A l’unanimité, l’Assemblée nationale a voté ce mercredi soir pour mettre fin au « devoir conjugal », clarifiant l’absence d’obligation de relations sexuelles au sein du mariage. Un argument ancien et misogyne mais qui était encore utilisé dans certaines instances de divorce.

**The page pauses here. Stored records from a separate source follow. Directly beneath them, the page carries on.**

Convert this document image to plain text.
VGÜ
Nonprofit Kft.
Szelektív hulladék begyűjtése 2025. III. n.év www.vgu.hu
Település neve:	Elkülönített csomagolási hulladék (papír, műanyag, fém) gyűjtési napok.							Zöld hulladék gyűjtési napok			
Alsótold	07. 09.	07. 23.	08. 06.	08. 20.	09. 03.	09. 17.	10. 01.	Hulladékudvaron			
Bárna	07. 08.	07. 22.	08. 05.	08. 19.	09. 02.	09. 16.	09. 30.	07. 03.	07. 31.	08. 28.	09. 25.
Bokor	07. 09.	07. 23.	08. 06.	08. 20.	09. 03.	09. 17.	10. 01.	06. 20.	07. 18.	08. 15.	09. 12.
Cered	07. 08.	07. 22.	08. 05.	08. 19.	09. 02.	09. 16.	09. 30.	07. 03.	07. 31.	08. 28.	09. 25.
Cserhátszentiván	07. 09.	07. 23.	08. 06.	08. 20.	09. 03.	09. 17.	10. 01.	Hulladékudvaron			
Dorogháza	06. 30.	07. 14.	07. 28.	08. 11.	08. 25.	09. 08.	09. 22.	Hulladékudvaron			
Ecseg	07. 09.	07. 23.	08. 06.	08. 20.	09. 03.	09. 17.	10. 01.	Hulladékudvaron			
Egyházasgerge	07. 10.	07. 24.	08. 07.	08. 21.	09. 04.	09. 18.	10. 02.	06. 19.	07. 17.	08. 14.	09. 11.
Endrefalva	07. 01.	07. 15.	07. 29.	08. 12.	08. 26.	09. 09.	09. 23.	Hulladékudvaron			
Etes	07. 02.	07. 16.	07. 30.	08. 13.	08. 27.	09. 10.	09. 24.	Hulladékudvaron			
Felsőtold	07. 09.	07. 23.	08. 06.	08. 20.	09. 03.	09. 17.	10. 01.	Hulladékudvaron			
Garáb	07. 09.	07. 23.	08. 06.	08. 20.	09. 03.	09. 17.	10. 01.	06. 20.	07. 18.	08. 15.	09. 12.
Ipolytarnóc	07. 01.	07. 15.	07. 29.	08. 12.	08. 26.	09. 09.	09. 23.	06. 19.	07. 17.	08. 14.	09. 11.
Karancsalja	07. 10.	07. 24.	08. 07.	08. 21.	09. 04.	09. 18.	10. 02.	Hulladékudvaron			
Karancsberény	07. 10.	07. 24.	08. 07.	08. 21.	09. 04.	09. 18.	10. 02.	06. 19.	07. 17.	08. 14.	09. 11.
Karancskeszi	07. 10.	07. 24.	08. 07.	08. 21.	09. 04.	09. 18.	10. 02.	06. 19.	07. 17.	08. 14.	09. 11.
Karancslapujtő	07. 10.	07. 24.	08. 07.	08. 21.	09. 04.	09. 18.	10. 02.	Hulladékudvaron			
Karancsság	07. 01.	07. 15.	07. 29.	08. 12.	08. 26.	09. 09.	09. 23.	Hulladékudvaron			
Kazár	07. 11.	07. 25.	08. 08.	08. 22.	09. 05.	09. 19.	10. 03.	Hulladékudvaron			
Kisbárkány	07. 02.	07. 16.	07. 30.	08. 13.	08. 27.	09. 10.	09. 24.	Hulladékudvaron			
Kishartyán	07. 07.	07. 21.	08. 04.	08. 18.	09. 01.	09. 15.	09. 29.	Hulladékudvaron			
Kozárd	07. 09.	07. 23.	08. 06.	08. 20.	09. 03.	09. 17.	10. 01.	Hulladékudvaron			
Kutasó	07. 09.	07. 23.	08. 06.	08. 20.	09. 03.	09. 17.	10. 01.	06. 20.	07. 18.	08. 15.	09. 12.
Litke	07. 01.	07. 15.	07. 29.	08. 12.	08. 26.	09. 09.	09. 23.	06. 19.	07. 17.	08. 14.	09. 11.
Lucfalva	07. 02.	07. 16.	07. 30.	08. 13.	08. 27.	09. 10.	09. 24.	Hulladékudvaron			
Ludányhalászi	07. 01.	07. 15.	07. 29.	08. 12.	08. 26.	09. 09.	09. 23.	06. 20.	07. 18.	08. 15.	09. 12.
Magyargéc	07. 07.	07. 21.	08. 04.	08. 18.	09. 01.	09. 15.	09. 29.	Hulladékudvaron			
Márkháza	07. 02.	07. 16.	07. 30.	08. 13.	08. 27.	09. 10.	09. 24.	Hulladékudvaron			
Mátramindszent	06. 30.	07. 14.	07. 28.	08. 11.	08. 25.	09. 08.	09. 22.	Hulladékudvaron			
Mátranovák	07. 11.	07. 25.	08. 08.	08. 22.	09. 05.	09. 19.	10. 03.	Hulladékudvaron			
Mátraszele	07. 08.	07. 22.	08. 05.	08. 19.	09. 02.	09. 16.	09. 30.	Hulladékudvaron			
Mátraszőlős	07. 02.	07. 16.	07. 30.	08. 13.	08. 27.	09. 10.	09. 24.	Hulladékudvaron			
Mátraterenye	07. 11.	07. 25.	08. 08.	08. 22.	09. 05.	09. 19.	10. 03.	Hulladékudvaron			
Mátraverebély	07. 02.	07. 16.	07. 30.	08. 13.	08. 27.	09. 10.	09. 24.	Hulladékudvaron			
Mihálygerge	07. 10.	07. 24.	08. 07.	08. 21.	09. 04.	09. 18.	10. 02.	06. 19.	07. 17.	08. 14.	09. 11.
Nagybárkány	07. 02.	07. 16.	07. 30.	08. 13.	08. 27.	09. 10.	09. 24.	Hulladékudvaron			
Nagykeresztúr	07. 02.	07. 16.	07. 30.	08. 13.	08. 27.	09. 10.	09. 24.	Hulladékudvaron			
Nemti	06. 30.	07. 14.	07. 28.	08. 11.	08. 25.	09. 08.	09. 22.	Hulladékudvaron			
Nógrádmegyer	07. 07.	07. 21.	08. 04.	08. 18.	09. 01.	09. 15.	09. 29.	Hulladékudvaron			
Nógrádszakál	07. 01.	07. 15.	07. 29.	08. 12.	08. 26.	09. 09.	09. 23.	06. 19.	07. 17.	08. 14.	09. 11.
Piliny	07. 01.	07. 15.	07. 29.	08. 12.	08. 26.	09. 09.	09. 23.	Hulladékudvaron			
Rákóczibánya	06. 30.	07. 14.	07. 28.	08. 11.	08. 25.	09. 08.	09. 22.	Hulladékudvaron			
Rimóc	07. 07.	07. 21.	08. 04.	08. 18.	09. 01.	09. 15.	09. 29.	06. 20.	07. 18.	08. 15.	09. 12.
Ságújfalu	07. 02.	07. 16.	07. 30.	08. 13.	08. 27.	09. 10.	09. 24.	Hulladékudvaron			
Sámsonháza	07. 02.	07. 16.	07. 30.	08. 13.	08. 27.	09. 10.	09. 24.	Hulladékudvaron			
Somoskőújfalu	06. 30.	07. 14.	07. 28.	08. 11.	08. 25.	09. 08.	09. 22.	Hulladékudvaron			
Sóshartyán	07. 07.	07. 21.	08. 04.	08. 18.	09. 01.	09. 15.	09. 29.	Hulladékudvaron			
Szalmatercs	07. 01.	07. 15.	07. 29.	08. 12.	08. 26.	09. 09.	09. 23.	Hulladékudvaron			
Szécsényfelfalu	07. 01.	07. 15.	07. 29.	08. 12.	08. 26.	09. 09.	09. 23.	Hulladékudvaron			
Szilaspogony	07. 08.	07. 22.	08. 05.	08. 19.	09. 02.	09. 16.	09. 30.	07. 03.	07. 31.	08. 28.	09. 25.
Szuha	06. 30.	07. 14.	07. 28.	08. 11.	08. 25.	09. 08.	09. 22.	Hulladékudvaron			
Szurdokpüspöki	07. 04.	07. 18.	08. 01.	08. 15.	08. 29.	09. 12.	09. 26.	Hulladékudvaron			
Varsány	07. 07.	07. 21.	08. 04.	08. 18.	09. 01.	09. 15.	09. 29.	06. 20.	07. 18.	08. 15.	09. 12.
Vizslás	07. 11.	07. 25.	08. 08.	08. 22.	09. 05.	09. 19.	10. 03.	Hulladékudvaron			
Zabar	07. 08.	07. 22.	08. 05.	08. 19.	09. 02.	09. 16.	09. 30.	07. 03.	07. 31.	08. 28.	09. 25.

« J’aimerais avoir une pensée pour toutes les femmes qui se sont forcées, qui ont subi des viols conjugaux […] nous comptons sur ce texte pour être un point de départ, pour que tout cela soit bien fini », a déclaré après le vote la députée écologiste Marie-Charlotte Garin, co-auteure de cette proposition de loi. Adopté à 106 voix pour, contre 0, le texte doit désormais être examiné au Sénat.
La fin d’un droit préhistorique
Dans le Code civil, quatre devoirs découlent du mariage : la fidélité, le secours, l’assistance et la communauté de vie. Mais il ne consacre aucun devoir d’avoir des relations sexuelles. Pourtant, une jurisprudence ancienne a parfois assimilé la communauté de vie à une « communauté de lit », laissant subsister l’idée d’un prétendu « devoir conjugal », expliquent ses auteurs.
C’est ainsi qu’en 2019, un homme avait obtenu le divorce aux torts exclusifs de son épouse, au motif qu’elle avait cessé d’avoir des relations sexuelles avec lui pendant plusieurs années. L’année suivante, la femme s’était pourvue en cassation, sans succès, et l’affaire avait été portée devant la Cour européenne des droits de l’homme qui, en janvier 2025, a condamné la France sur ce sujet.